Reconstructing the South is significant to the African American lives because the laws passed during this time period were designed to make Blacks feel inferior to Whites. The Vagrancy Laws passed during this time made it illegal for Blacks to be unemployed, forcing blacks to sign labor contracts. By doing this, plantation owners were able to get some of their labor force back and continue to exploit black labor. Black labor was exploited because they they didn’t pay blacks enough to survive and forced them to take out loans with extremely high interest rates causing them to be a debt peonage system. The debt peonage system is a system where workers work themselves into debt instead of earning money; causing them to become a permanent labor source for whites. Pig Laws amplified the minor crimes into felonies, so whites could put blacks back into chains and force them into the convict-leasing system.

The emergence of this artifact (picture) had no significant impact on this time period because African Americans had no power in society. Whites remained dominate long after the emancipation because of the many unjust-laws passed and the continuation of racial discrimination in America. White people’s view of this image didn’t change during this time period because they were busy trying to come up with laws to detract slaves from fully achieving their equality in society. Blacks on the other hand, were too busy trying to provide for their families and finding work to be worried about this picture of convict-leasing. They couldn’t do anything about this because they have no political power at this point. Over time, the significance of this image increased because it is used to reflect the power whites had over African Americans even after slavery was abolished. Images like these that show the oppression of blacks during this time period helped spark the civil rights movements.
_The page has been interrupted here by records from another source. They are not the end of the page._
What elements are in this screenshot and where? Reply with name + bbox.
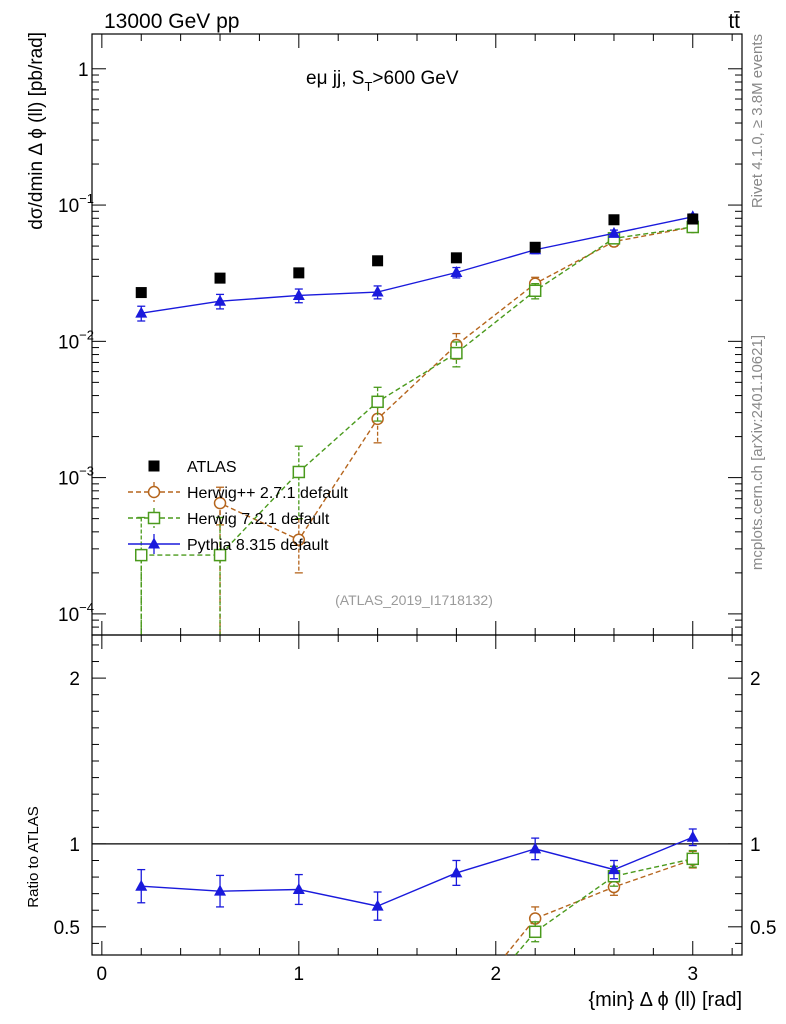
legend-label: ATLAS [187, 459, 237, 476]
ratio-data-point [529, 842, 542, 854]
main-y-tick-label: 10−4 [58, 600, 94, 626]
main-y-tick-labels: 10−4 10−3 10−2 10−1 1 [58, 60, 94, 626]
legend-label: Herwig++ 2.7.1 default [187, 485, 349, 502]
analysis-watermark: (ATLAS_2019_I1718132) [335, 592, 493, 608]
main-data-point [214, 294, 227, 306]
main-series-line [141, 216, 693, 314]
main-y-ticks [92, 68, 742, 636]
ratio-data-point [528, 925, 542, 939]
main-data-point [450, 346, 463, 360]
main-data-point [213, 548, 227, 562]
main-series-layer [134, 210, 700, 635]
main-data-point [371, 285, 384, 297]
plot-title: eμ jj, ST>600 GeV [306, 68, 459, 94]
ratio-y-tick-label: 2 [69, 669, 80, 690]
main-data-point [292, 288, 305, 300]
x-tick-label: 1 [294, 964, 305, 985]
ratio-data-point [686, 852, 700, 866]
main-data-point [450, 252, 462, 264]
ratio-y-tick-label-right: 0.5 [750, 918, 776, 939]
main-data-point [292, 533, 306, 546]
ratio-series-line [141, 836, 694, 907]
main-data-point [213, 496, 227, 510]
plot-title-main: eμ jj, S [306, 68, 364, 89]
ratio-data-point [135, 879, 148, 891]
main-data-point [529, 241, 541, 253]
ratio-series-line [514, 858, 693, 956]
main-data-point [293, 267, 305, 279]
main-y-tick-label: 1 [78, 60, 89, 81]
ratio-series-layer [92, 828, 742, 956]
ratio-y-tick-label-right: 2 [750, 669, 761, 690]
legend-label: Herwig 7.2.1 default [187, 511, 330, 528]
x-tick-label: 0 [97, 964, 108, 985]
main-data-point [135, 287, 147, 299]
ratio-tick-labels: 0.5 0.5 1 1 2 2 0 1 2 3 [54, 669, 777, 985]
ratio-data-point [686, 830, 699, 842]
header-right-label: tt̄ [728, 10, 740, 33]
header-left-label: 13000 GeV pp [104, 10, 239, 33]
ratio-data-point [292, 883, 305, 895]
ratio-series-line [505, 859, 693, 956]
mcplots-label: mcplots.cern.ch [arXiv:2401.10621] [749, 335, 766, 570]
ratio-y-tick-label-right: 1 [750, 835, 761, 856]
legend-label: Pythia 8.315 default [187, 537, 329, 554]
main-series-line [219, 226, 693, 635]
main-data-point [450, 265, 463, 277]
main-data-point [371, 395, 384, 409]
ratio-data-point [371, 899, 384, 911]
main-y-tick-label: 10−2 [58, 327, 94, 353]
legend-marker [148, 537, 160, 549]
ratio-data-point [450, 866, 463, 878]
x-tick-label: 3 [687, 964, 698, 985]
ratio-plot-frame [91, 634, 743, 956]
ratio-data-point [607, 880, 621, 894]
main-panel: 10−4 10−3 10−2 10−1 1 dσ/dmin Δ ϕ (ll) [pb/r… [26, 32, 743, 636]
ratio-data-point [214, 884, 227, 896]
x-tick-label: 2 [490, 964, 501, 985]
main-data-point [214, 272, 226, 284]
main-y-tick-label: 10−3 [58, 464, 94, 490]
main-x-ticks [101, 34, 733, 635]
legend-marker [147, 485, 161, 499]
legend-marker [147, 511, 161, 525]
main-y-axis-label: dσ/dmin Δ ϕ (ll) [pb/rad] [26, 32, 47, 230]
ratio-y-axis-label: Ratio to ATLAS [25, 806, 42, 907]
legend-marker [148, 460, 160, 472]
main-data-point [372, 255, 384, 267]
main-data-point [528, 284, 542, 298]
main-data-point [687, 213, 699, 225]
x-axis-label: {min} Δ ϕ (ll) [rad] [589, 989, 743, 1011]
ratio-y-tick-label: 0.5 [54, 918, 80, 939]
main-data-point [607, 226, 620, 238]
ratio-data-point [607, 863, 620, 875]
plot-title-rest: >600 GeV [372, 68, 458, 89]
rivet-label: Rivet 4.1.0, ≥ 3.8M events [749, 34, 766, 208]
ratio-y-tick-label: 1 [69, 835, 80, 856]
ratio-panel: 0.5 0.5 1 1 2 2 0 1 2 3 Ratio to ATLAS {min} Δ ϕ … [25, 634, 777, 1011]
main-data-point [608, 214, 620, 226]
ratio-ticks [92, 635, 742, 955]
main-data-point [292, 465, 306, 479]
main-data-point [135, 306, 148, 318]
legend: ATLAS Herwig++ 2.7.1 default Herwig 7.2.1 … [128, 459, 349, 554]
main-data-point [134, 548, 148, 562]
main-series-line [140, 226, 693, 635]
main-y-tick-label: 10−1 [58, 191, 94, 217]
plot-title-subscript: T [364, 79, 372, 94]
This cultural artifact relates to the course material of AFRAM 101, which is where I got most of my information during this segment of this course. The lecture on the Reconstruction Era during class provided me with enough information to supplement my blog. Professor Pittman went into detail on the various laws used to restrict the freedom of Blacks and the many ways that laws were bent in order to exploit Blacks for labor like the convict-leasing system. The debt peonage system and sharecropping were systems used to take advantage of blacks in need of work to provide for their families. I chose this topic over the rest because it changed my views on racial inequality and the desperation of whites to achieve profits. This made me realize that whites will still ignore federal laws unless they are strictly enforced by the government. I also learned that laws passed during this time period were strictly passed to make blacks second class citizens and enforce the notion of white superiority, which was something I didn’t know about before entering this class.







Works Cited


“About EJI.” EJI. N.p., n.d. Web. 10 Dec. 2015.


1“EJI’s History of Racial Injustice Highlight: Convict Leasing.” EJI. N.p., n.d. Web. 08 Dec. 2015.